DSLR works surprisingly well for text

Over the years I have accumulated a fair bit of documentation in the form of photographed pages. I have a habit of photographing stuff people try to hand me to carry about, then giving it back. A while ago I set one of the OCR programs to simply scan every photo I've stored and extract only the text, while building a matching tree in another directory. Then I deleted all the docs less than 1kB and merged down to one directory (smart rename). That gave me about 300 documents after a week. Most were surprisingly accurate - for a page of text in good light I was getting ~5 errors per page. For the stuff that counts (my handwritten additions to printed docs) the error rate was worse than a person trying to read my writing. But that's expected, and I will eventually have to type things in off the images if I want that.

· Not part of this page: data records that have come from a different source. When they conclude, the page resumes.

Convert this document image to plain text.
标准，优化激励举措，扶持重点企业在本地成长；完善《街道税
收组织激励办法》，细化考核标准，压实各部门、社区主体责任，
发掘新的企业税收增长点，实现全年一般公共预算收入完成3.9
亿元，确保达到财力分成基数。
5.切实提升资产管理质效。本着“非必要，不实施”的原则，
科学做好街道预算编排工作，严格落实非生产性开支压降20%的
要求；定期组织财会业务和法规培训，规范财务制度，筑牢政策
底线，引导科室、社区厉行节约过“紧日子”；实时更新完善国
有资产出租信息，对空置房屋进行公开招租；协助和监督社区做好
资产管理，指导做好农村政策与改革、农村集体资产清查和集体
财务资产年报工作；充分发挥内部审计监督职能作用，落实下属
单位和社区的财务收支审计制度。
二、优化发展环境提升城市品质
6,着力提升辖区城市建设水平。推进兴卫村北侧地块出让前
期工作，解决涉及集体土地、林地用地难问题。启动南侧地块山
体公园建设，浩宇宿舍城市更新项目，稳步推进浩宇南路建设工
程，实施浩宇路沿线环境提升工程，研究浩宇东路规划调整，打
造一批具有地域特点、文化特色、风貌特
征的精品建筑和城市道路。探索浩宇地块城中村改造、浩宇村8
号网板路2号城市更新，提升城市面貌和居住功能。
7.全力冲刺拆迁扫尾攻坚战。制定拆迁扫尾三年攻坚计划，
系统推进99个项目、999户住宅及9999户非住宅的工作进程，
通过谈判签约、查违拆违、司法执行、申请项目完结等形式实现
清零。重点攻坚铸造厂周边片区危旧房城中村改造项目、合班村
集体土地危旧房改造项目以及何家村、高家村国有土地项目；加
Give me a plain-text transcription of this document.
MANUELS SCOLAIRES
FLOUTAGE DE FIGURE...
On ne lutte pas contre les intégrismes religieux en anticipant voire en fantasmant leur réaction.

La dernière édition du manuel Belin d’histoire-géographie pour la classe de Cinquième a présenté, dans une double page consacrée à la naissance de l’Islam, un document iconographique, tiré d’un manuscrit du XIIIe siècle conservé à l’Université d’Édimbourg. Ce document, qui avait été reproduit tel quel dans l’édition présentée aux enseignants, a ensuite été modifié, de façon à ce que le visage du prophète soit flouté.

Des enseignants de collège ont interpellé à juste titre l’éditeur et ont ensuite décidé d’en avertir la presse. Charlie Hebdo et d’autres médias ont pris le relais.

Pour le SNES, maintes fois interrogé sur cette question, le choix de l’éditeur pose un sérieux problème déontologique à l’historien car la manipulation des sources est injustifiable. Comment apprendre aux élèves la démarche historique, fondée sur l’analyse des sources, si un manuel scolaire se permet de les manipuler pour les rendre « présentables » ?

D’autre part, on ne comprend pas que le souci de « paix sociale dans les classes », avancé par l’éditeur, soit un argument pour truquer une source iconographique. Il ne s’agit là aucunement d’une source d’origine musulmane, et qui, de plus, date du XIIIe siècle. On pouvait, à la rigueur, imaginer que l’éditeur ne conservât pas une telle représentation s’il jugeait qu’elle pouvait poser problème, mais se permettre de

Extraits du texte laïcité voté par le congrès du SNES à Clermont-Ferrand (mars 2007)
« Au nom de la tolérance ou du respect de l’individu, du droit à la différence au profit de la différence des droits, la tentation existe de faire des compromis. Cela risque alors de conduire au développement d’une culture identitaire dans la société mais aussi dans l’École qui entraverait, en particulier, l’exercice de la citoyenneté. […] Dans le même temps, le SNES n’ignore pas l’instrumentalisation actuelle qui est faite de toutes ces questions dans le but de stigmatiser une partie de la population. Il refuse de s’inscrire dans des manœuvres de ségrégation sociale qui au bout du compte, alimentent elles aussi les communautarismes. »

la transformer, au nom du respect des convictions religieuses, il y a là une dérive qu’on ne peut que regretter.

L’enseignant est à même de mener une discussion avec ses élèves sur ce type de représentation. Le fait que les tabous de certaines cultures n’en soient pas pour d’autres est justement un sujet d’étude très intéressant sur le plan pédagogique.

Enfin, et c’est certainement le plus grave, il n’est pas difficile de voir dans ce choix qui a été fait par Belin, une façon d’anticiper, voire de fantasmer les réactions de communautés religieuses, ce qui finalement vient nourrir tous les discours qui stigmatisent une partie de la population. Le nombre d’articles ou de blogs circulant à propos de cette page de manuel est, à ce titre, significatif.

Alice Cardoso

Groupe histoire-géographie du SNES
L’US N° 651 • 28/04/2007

example of stuff that I want OCR'd but don't think it'll happen this decade: http://www.mozbike.com/build/long-2/one-less-ute-01.jpg

I suspect that you could get 90% accuracy just doing photo+scan. So it depends a lot on what your documents are - if they're publications I think just waiting until the googleborg sucks everything up then doing a get on your partial matches would work. For stuff that is not going to be borged it's harder, you want more accuracy. But that might be surprisingly little material for most people. I'm thinking of all the government RFC/RFD blurf I accumulate with the matching submissions, for instance, and those will likely be put on the net at some stage without my help. It's personal bills and so on that won't, but for many of those you explicitly want an image not a scan.